The 'cost of living crisis is upon us, with people already seeing a difference to their standard of living.

Feed costs have risen astronomically across the board, so what can we do to make feeding our horses as economical as possible without cutting corners that will affect health and/or performance?

It is very easy to start to cut out expensive feeding stuffs and purchase the cheap and cheerful, but what are the 'non-negotiables' when it comes to ensuring our horses are still healthy and if in work, able to perform at the intended level?

Never compromise on:

1. Forage – it doesn’t need to be the highest in nutritional value but it must be clean, mould free and fed according to appetite.

Consider straw for good doers as a partial replacement and slow feeders to minimise waste. Buying in bulk will save money if you are able to do this.

2. Vitamins and minerals – Find a good quality, age and stage appropriate vitamin and mineral supplement (note not an expensive one necessarily) – make sure that it contains some chelated trace elements and is easy to feed (again to minimise wastage).

3. Water – the forgotten nutrient. This must be clean, fresh and accessible to the horse at all times.

4. Salt – even horse that aren’t in work need salt to thrive and survive and there will not be enough in your feed to fulfil requirements (guaranteed).

5. Quality protein for horses in work or growing or reproducing – whether this is done by feeding a balancer (which also fulfils point No 2 above) or by using linseed meal or full fat soya is up to the individual.

Quality protein is required to build and maintain muscle (topline) and also for growing and for good skeletal growth in younger horses.

Beyond this, it comes down to the individual horse and owner as to what is required/desired. However, consider the following points:

1. Does your horse need to have the world’s most expensive, glossiest feed in order to perform? Does your horse really need a “performance” feed?

Be honest about the level of work your horse is in. If you are not aiming for elite, high level competitions then often times stepping down to a leisure or horse and pony feed will still give the same performance and may even be beneficial as your horse now doesn’t have excess energy and spooks etc.

2. If your horse is carrying excess condition, you are not only compromising its health but wasting money on feed (or feeding the wrong type of feed).
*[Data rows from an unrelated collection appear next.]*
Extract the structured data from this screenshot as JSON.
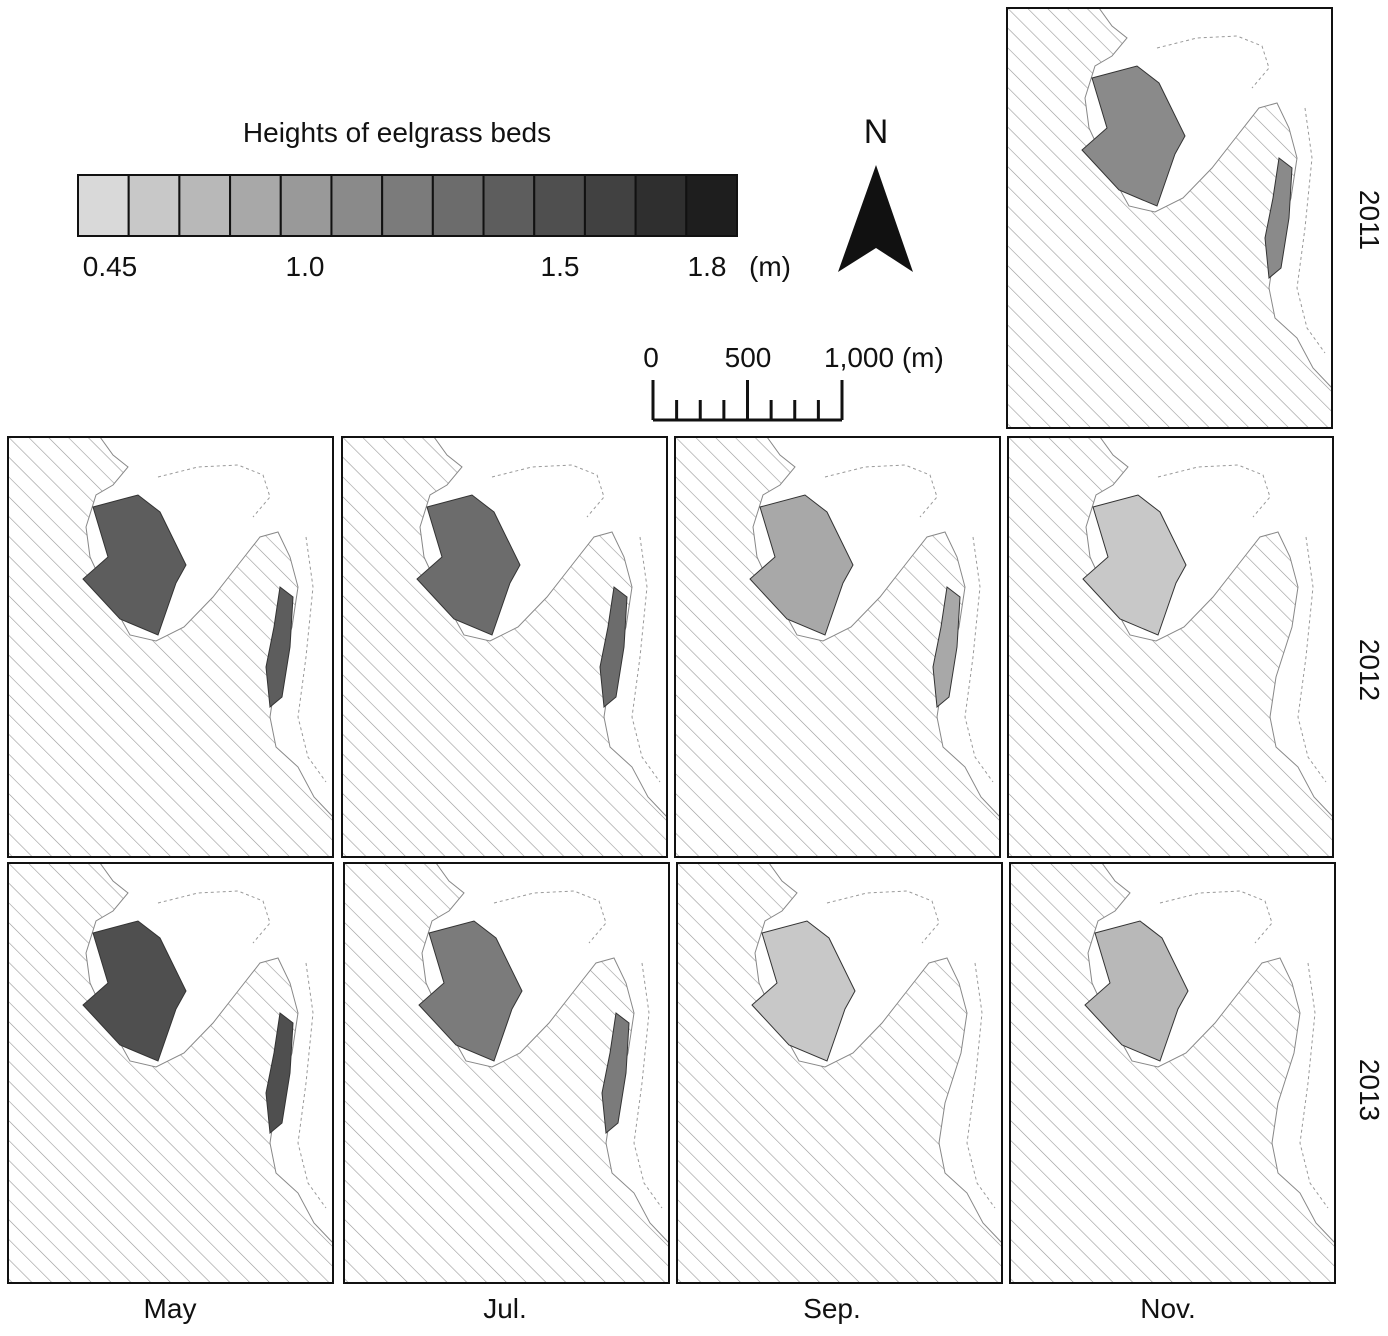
{
  "legend": {
    "title": "Heights of eelgrass beds",
    "colors": [
      "#d9d9d9",
      "#c8c8c8",
      "#b8b8b8",
      "#a8a8a8",
      "#999999",
      "#8a8a8a",
      "#7b7b7b",
      "#6c6c6c",
      "#5d5d5d",
      "#4f4f4f",
      "#414141",
      "#2f2f2f",
      "#1e1e1e"
    ],
    "labels": [
      "0.45",
      "1.0",
      "1.5",
      "1.8"
    ],
    "unit": "(m)"
  },
  "north": "N",
  "scale_bar": {
    "labels": [
      "0",
      "500",
      "1,000 (m)"
    ]
  },
  "years": [
    "2011",
    "2012",
    "2013"
  ],
  "months": [
    "May",
    "Jul.",
    "Sep.",
    "Nov."
  ]
}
Excess condition is costly.

3. Look at non-branded feeds, sometimes although cheaper they are not necessarily of a lower spec'. Look at some alternatives – you may be pleasantly surprised.

4. Over supplementation – beware of feeding multiple supplements that are doing the same thing (or overlapping) – this is not only false economy it can also be deleterious to your horse’s health.

Speak to a qualified nutritionist if you are at all concerned. Never feed both a balancer and a vitamin/mineral supplement together (unless you are feeding both at half rate or other sensible proportioning).

5. Supplements – make sure any supplements you use are backed by science (either of the product itself or the constituent parts), remember that other species can be used as models for horses.

If you want to try a supplement on your horse for a genuine issue then only change one thing at once so that you know whether it is working for your situation. If you make multiple changes then you won’t know what has had the positive effect.

6. Beyond the five non-negotiables above, feed according to work done and/or condition.

Your chop, vitamin and mineral supplement (check out Harbro One Scoop) and quality protein source (linseed meal) can be boosted up for condition and/or extra energy (if required) very simply.

Use oil (for increased nutrient density in a small volume) for condition and slow release energy. Use starch based products for increased oomph, for example oats or a coarse mix. Sometimes a handful or two is all that you need.

Feeding can be a little daunting and in the current climate can put a big dent in your pocket. Have a look at your horse’s current regime and assess if there are things you can do now to make savings without compromising health and performance.

If in doubt, speak to a qualified nutritionist who can advise on actual nutrition with the breadth of knowledge required to advise you appropriately.